Assa Traoré porte plainte pour dénonciation calomnieuse et faux en écriture publique contre le préfet de police de Paris, Didier Lallement
La soeur d'Adama Traoré, Assa Traoré, a déposé plainte contre le préfet de police de Paris, Didier Lallement, Jeudi 18 Juin 2020, a appris France Info auprès de son avocat, Yassine Bouzrou, deux plaintes pour dénonciation calomnieuse et pour faux en écriture publique.
Le comité pour la vérité pour Adama Traoré reproche à Didier Lallement la publication d’un tweet, sur le compte officiel de la préfecture de police de Paris, dans lequel il affirme que les manifestants ont scandé des propos antisémites, généralisant ainsi ces propos à toutes les personnes présentes à la manifestation sur la place de la République, Samedi 13 Juin 2020.
« Didier Lallement ne pouvait pourtant ignorer que les termes de "sales Juifs" n’avaient pas été scandés par les participants à la manifestation du Samedi 13 Juin 2020 place de la République à Paris, mais qu’un seul homme semblait avoir tenu de tels propos », précise le texte de la plainte, que France Info a pu consulter.
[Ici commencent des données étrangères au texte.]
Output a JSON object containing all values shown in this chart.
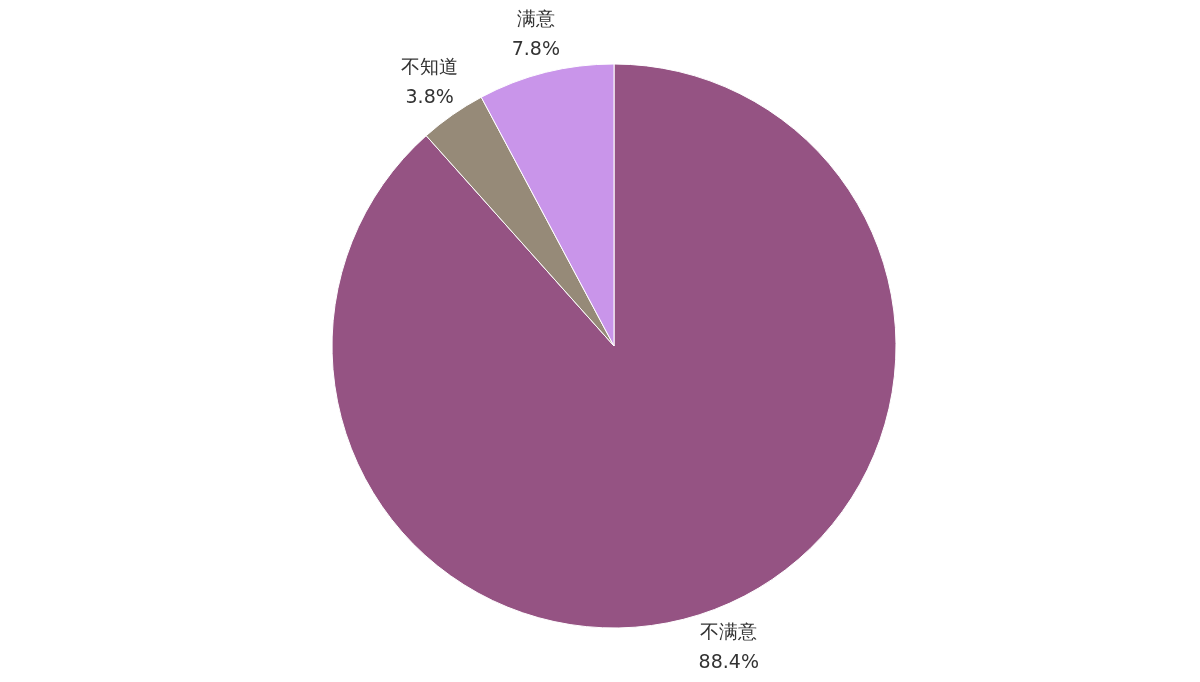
{
  "chart_data": {
    "type": "pie",
    "categories": [
      "不满意",
      "不知道",
      "满意"
    ],
    "values": [
      88.4,
      3.8,
      7.8
    ],
    "colors": [
      "#955383",
      "#968a78",
      "#c995ea"
    ],
    "value_labels": [
      "88.4%",
      "3.8%",
      "7.8%"
    ]
  }
}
Sur une vidéo diffusée par Valeurs Actuelles, nous entendons en effet, distinctement et à trois reprises, "sale Juif" être proféré par une personne se trouvant dans la foule, mais qu’il n’est pas possible d’identifier. La foule est à ce moment très agitée et cette injure semble être adressée en direction des militants d’extrême droite du groupe Génération Identitaire qui viennent de dérouler par provocation une banderole en haut d’un immeuble de la place de la République, où étaient inscrits les termes suivants, « justice pour les victimes du racisme anti-blanc, white lives matter ». La vidéo, mise en ligne Samedi 13 Juin 2020 à 16 heures 33, est très rapidement virale. Une heure plus tard, la préfecture de police tweete à son tour, « sales Juifs scandés par les manifestants, le préfet de police signale ces propos antisémites à la justice ». Une généralisation à tous les manifestants qui ne passe pas auprès des organisateurs du rassemblement.
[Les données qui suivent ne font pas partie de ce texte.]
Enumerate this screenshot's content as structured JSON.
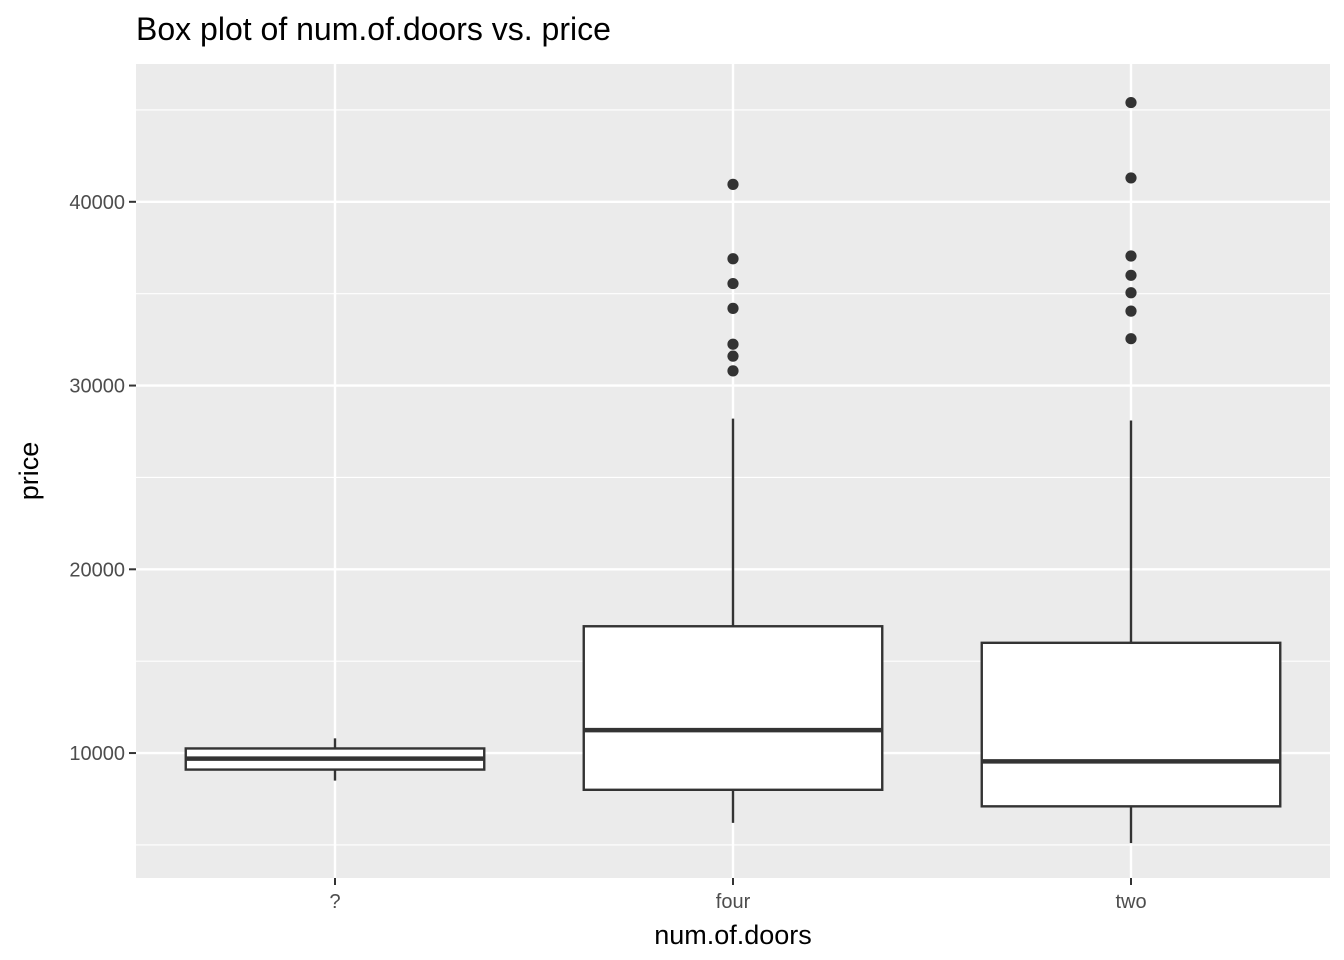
{
  "chart_data": {
    "type": "boxplot",
    "title": "Box plot of num.of.doors vs. price",
    "xlabel": "num.of.doors",
    "ylabel": "price",
    "categories": [
      "?",
      "four",
      "two"
    ],
    "ylim": [
      3200,
      47500
    ],
    "y_ticks": [
      "10000",
      "20000",
      "30000",
      "40000"
    ],
    "grid": true,
    "boxes": [
      {
        "category": "?",
        "whisker_low": 8500,
        "q1": 9100,
        "median": 9700,
        "q3": 10250,
        "whisker_high": 10800,
        "outliers": []
      },
      {
        "category": "four",
        "whisker_low": 6200,
        "q1": 8000,
        "median": 11250,
        "q3": 16900,
        "whisker_high": 28200,
        "outliers": [
          30800,
          31600,
          32250,
          34200,
          35550,
          36900,
          40950
        ]
      },
      {
        "category": "two",
        "whisker_low": 5100,
        "q1": 7100,
        "median": 9550,
        "q3": 16000,
        "whisker_high": 28100,
        "outliers": [
          32550,
          34050,
          35050,
          36000,
          37050,
          41300,
          45400
        ]
      }
    ],
    "colors": {
      "panel": "#ebebeb",
      "grid": "#ffffff",
      "box_fill": "#ffffff",
      "line": "#333333",
      "tick_text": "#4d4d4d"
    }
  }
}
Le comité souligne qu’aucune expression antisémite n’avait été relevée, ni sur les réseaux sociaux, où la manifestation était abondamment commentée, ni sur place où, selon les témoignages des manifestants et des journalistes présents, la réaction de la foule au déploiement de la banderole de Génération Identitaire « n’avait pas été celle de proférer unanimement des propos antisémites et que, au contraire, aucun propos en ce sens n’avait été relevé mis à part celui, isolé, de la vidéo publiée par Valeurs Actuelles », peut-on lire dans la plainte.
« En affirmant dans un signalement au procureur de la République sur le fondement de l'article quarante du Code de procédure pénale que les manifestants avaient proféré des injures à raison de la religion, le préfet se rend coupable de dénonciation calomnieuse, mais aussi du crime de faux en écriture publique puisqu'il a altéré la vérité dans un document officiel », estime ainsi Yassine Bouzrou. L’avocat d’Assa Traoré, joint par France Info, ajoute que « le préfet de police a le droit d'être un mauvais préfet, mais il n'a pas le droit de commettre des infractions pénales ».
Les faits de dénonciation calomnieuse sont passibles de cinq ans de prison et de quarante cinq mille euros d’amende. Le délit de faux en écriture publique est, quant à lui, puni d’une peine maximale de quinze ans de prison et de deux cent vingt cinq mille euros d’amende.
Sollicitée par France Info, la préfecture de police de Paris répond qu’il est du devoir de chaque fonctionnaire de signaler toute infraction dont il a connaissance et que les injures à caractère raciste et antisémite en font partie.